その結果わかったのは、食生活よりも運動習慣のほうがメタボとの関係が強いということ。
運動が好きな子どもは、運動が好きではない子と比べて、メタボの危険因子の集積数が低かったのです。また、メタボ診断の必須項目である腹部肥満と関係が深い生活習慣には、
・テレビ、DVD、携帯型ゲーム機に費やしている時間が1日に2時間以上
・週2回以上スポーツを行なっていないこと
が挙げられました。
その他、朝食抜き、睡眠不足が肥満につながることも科学的にわかっています」
●楽しい外遊びやスポーツで肥満を防ぐ
原 「現代の子どもは、外遊びなどで体を動かす時間が減り、運動不足になっています。子どもにとって適度な運動は、たくさんのメリットがあります。
例えば、心肺機能の発達、体力アップ、生活習慣病の予防にも有効です。また、体を動かせばリフレッシュしてストレスも解消でき、さらには認知機能や集中力を高めて学力向上にもつながります。
幼児期は水泳や体操教室に通わせていたのに、小学校に上がるとやめさせてしまう親御さんが多いようです。これは、もったいないこと。ぜひ続けて欲しいものです。
とはいえ、習い事をさせるのはコストがかかるし、安心して遊ばせられる環境が少ないと思われるかもしれません。そんなときは、手軽に利用できる自治体の運動教室やスポーツセンターを利用してはいかがでしょうか?

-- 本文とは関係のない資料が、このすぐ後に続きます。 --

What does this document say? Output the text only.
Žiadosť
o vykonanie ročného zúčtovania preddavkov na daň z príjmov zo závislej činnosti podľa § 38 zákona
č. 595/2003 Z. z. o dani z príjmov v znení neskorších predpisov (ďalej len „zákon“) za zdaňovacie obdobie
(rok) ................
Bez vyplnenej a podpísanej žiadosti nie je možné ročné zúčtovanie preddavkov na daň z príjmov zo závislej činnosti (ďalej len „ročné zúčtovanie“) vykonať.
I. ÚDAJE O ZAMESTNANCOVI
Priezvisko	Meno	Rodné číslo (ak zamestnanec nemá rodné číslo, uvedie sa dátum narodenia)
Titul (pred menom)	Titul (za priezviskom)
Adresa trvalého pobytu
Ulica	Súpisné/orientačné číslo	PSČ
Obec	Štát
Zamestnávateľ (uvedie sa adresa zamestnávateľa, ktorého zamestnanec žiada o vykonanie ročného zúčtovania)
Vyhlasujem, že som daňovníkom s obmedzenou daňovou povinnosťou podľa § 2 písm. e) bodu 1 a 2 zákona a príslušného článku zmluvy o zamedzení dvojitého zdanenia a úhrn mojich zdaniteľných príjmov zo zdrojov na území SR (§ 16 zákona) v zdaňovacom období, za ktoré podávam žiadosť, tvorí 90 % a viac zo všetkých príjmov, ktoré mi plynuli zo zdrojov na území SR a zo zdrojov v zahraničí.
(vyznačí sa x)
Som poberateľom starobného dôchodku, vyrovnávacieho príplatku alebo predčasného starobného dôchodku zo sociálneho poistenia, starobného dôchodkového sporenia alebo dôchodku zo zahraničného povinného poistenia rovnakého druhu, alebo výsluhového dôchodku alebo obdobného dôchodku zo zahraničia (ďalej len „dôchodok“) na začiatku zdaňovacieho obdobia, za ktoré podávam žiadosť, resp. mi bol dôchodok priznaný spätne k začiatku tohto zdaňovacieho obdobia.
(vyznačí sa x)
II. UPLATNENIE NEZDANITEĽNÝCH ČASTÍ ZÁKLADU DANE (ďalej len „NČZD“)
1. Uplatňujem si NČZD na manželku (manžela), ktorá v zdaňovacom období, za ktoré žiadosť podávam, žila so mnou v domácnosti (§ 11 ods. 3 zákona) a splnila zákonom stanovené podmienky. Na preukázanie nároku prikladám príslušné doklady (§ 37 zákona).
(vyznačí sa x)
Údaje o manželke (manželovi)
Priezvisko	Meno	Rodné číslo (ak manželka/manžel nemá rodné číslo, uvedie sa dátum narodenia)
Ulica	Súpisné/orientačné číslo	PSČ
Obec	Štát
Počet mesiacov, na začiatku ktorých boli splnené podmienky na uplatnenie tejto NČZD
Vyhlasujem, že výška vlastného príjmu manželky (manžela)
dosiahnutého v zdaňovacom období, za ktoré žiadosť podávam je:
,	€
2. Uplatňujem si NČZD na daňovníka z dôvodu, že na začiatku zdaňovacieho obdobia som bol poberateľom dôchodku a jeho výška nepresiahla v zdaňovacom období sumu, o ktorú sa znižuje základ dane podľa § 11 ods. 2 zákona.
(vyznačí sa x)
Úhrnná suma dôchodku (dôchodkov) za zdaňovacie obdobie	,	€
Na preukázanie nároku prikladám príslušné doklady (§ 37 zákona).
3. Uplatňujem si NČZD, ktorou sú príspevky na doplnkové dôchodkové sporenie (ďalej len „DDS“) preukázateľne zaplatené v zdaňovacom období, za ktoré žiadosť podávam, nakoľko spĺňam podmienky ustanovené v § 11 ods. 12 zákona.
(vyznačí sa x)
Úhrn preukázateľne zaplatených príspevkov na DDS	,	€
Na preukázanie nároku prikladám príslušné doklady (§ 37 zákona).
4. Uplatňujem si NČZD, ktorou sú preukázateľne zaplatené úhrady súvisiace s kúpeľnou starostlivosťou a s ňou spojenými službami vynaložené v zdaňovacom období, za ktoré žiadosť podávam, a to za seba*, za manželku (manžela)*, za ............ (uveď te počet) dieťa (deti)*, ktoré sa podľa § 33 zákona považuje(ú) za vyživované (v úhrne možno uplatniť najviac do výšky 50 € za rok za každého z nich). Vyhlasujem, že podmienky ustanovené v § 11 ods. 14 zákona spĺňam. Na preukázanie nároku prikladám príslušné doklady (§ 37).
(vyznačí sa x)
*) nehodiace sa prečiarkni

休日も家でゴロゴロしているのではなく、親子一緒に公園へ行き、体を動かす遊びを楽しめるといいですね」
●肉のおかずに偏ると太りやすくなる
原 「当院では、肥満のお子さんや親御さんに、『さわやかダイエット』の標語をお伝えしています。太りにくい食事が語呂合わせになっているので、ぜひ覚えてください。
・さ…魚
・わ…和食
・や…野菜
・か…海藻
・ダ(イエット)…だし、大豆製品
主菜には、魚介類よりも安価で調理に手間がかからない肉類を選ぶことが多いのではないでしょうか?
魚介類に含まれる多価不飽和脂肪酸は、肉類の飽和脂肪酸と比べて肥満になりにくいことがわかっています。さらに青魚に豊富なDHAやEPAは、体内で合成できない必須脂肪酸です。
人間の脳の大部分は脂肪酸でできているので、必須脂肪酸が少なくなると神経の発達にも悪影響があります。ぜひ魚を摂取する機会を増やしてください。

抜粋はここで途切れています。